Just because you vote against a bill doesn’t mean it’s a vote against an issue. We’re finding out just how true that is when it comes to school funding in this legislative session.
Just this week, Senate Bill 1038 covering a proposed education savings account died Monday afternoon. After more than two hours of debate, it was rejected by a 12-23 vote.
The measure would have established a universal ESA program with $5,950 scholarships to students who are homeschooled or attend non-public schools, providing money for private school tuition and fees, uniforms, textbooks and other education-related needs.
The goal is familiar in this legislative session: expand school choice for Idaho students.
Sen. Tammy Nichols, R-Middleton, who presented the bill with Sen. Brian Lenney, R-Nampa, said the bill would cost $45 million in its first year. Opponents didn’t like that cost, also expressing concern about a lack of accountablity.
“It’s actually against my conservative Republican perspective to hand this money out with no accountability that these precious tax dollars are being used wisely, or that they’re actually going to increase the goodwill of the students of Idaho,” said Senate Education Committee Chairman Dave Lent, R-Idaho Falls.
The Idaho Education Association called the bill’s defeat “a significant win for public education.” A statement from Reclaim Idaho said, “This is a huge victory for Idaho that was made possible by the thousands of Idahoans across the state who took a stand for our public schools and said NO to vouchers.”
As for the reaction from the Idaho Freedom Foundation, there was this: “Now we know how far we need to go in making Idaho a truly conservative state.”
But hold the phone. There was more to come as the week progressed.
Sadie Dittenber from Idaho Education News reported Thursday that another ESA proposal died Thursday morning after a narrow and contentious House Education Committee vote, and two other ESA proposals were pulled by their sponsors before Thursday’s meeting.
Draft legislation sponsored by Rep. Lance Crow, R-Twin Falls, would have allowed an estimated 2,000 low-income students to pay for tuition at accredited private schools at an annual cost of $17.5 million. That proposal failed in committee, 9-7.
Dittenber reported that Thursday’s agenda originally scheduled introduction hearings on three competing drafts of ESA legislation including Clow’s, one from Rep. Wendy Horman, R-Idaho Falls, and a third from Rep. Jaron Crane, R-Nampa. Before the meeting started, Horman and Crane pulled their drafts.
Two words have accurately described the debate so far over ESA legislation in Idaho: Political theater.
Let’s call this for what it is: the latest scheme to pull money away from public schools under the guise of “school choice.” The kind of issue that prompted conservatives such as those from the IFF to brand Republican Gov. Brad Little as something along the lines of a flaming liberal.

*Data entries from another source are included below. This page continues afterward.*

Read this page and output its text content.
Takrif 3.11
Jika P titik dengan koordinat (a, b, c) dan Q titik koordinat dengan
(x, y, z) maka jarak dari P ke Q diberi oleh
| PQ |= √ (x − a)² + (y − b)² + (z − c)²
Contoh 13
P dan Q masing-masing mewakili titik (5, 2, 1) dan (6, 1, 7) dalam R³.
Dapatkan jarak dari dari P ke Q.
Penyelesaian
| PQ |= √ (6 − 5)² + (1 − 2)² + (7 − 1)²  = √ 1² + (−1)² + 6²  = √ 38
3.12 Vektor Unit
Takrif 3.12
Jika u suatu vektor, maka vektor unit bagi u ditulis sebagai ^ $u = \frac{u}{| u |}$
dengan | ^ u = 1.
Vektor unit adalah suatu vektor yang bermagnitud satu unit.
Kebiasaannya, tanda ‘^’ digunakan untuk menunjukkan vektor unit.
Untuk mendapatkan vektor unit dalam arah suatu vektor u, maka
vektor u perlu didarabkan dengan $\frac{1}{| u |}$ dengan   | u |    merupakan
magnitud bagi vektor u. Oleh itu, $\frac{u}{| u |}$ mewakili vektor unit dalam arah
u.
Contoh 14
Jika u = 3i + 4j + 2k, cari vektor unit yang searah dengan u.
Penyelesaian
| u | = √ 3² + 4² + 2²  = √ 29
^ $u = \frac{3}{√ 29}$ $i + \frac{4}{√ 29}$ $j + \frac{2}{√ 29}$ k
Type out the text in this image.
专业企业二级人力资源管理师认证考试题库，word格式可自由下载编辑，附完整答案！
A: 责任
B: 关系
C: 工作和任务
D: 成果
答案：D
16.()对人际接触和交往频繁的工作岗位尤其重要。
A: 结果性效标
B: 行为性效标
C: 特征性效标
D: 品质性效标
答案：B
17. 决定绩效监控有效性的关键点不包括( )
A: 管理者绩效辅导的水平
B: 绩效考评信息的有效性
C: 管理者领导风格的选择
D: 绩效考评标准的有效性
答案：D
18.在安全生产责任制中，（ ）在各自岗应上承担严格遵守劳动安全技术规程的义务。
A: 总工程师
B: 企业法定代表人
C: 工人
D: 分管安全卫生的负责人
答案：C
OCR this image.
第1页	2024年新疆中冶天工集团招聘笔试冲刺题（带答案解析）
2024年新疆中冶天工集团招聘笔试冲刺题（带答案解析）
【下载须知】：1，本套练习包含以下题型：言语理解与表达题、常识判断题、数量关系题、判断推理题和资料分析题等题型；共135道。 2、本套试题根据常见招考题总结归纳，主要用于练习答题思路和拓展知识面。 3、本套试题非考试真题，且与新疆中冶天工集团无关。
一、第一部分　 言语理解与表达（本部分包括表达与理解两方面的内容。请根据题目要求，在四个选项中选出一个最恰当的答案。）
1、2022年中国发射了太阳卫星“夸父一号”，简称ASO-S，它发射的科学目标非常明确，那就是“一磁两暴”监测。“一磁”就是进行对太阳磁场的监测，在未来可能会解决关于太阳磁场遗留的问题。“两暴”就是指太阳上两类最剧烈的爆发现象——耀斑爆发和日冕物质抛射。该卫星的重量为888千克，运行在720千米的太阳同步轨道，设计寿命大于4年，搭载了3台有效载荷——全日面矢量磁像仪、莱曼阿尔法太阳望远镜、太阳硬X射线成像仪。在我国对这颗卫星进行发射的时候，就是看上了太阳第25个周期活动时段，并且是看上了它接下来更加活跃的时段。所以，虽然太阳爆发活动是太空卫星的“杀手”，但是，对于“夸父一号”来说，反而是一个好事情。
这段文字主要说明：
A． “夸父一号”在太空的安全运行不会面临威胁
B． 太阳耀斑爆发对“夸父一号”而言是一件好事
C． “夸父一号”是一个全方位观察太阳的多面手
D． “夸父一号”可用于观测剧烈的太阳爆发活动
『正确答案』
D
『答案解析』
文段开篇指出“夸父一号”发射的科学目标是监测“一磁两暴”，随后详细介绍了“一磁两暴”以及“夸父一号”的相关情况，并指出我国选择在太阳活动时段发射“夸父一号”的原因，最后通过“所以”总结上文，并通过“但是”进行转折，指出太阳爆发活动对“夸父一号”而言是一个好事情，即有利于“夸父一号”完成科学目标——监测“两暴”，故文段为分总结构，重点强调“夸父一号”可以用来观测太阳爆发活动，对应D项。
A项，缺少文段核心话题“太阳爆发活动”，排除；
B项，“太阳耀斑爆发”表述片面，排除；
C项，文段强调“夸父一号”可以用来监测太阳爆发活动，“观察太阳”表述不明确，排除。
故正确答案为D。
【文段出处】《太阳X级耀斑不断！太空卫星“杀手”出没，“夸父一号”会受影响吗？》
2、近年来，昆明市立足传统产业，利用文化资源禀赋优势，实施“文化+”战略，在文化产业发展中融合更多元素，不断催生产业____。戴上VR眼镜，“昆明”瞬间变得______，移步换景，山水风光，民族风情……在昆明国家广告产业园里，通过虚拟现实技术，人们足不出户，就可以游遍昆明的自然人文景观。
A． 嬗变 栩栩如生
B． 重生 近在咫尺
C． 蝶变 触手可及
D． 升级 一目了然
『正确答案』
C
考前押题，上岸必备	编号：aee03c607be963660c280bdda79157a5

It’s a voucher system, one that pulls money away from public schools and further damages rural schools, hurting disadvantaged or special needs students much more than it helps them.
Bonneville Joint School District 93 Superintendent Scott Woolstenhulme is correct when he points out that there is no evidence to show that a voucher system is what the majority of Idaho citizens want.
We believe Idaho voters showed what they want in the November election when they strongly supported directing $330 million a year to K-12 public schools in the November election — emphasis on public schools. We don’t recall any mention of pulling money away through school vouchers in there. Yet legislators seem to be twisting themselves into knots arguing about vouchers.
What a waste.
In a Post Register report Friday, Geoff Thomas, an assistant professor at Idaho State University, called the voucher system “a dagger to the heart of public education.” Thomas spent four decades in public schools, including 23 as a district superintendent, and retired as the superintendent of the Madison School District.
In an area where rural schools are so predominant, it’s baffling as to why there seems to be such a need to push for vouchers when it’s the rural public schools that are hurt the most by that very thing.
Time is running out in this legislative session. It’s time for the state’s lawmakers to start paying more attention to other more pressing needs instead of wasting so much of it on “political theater.”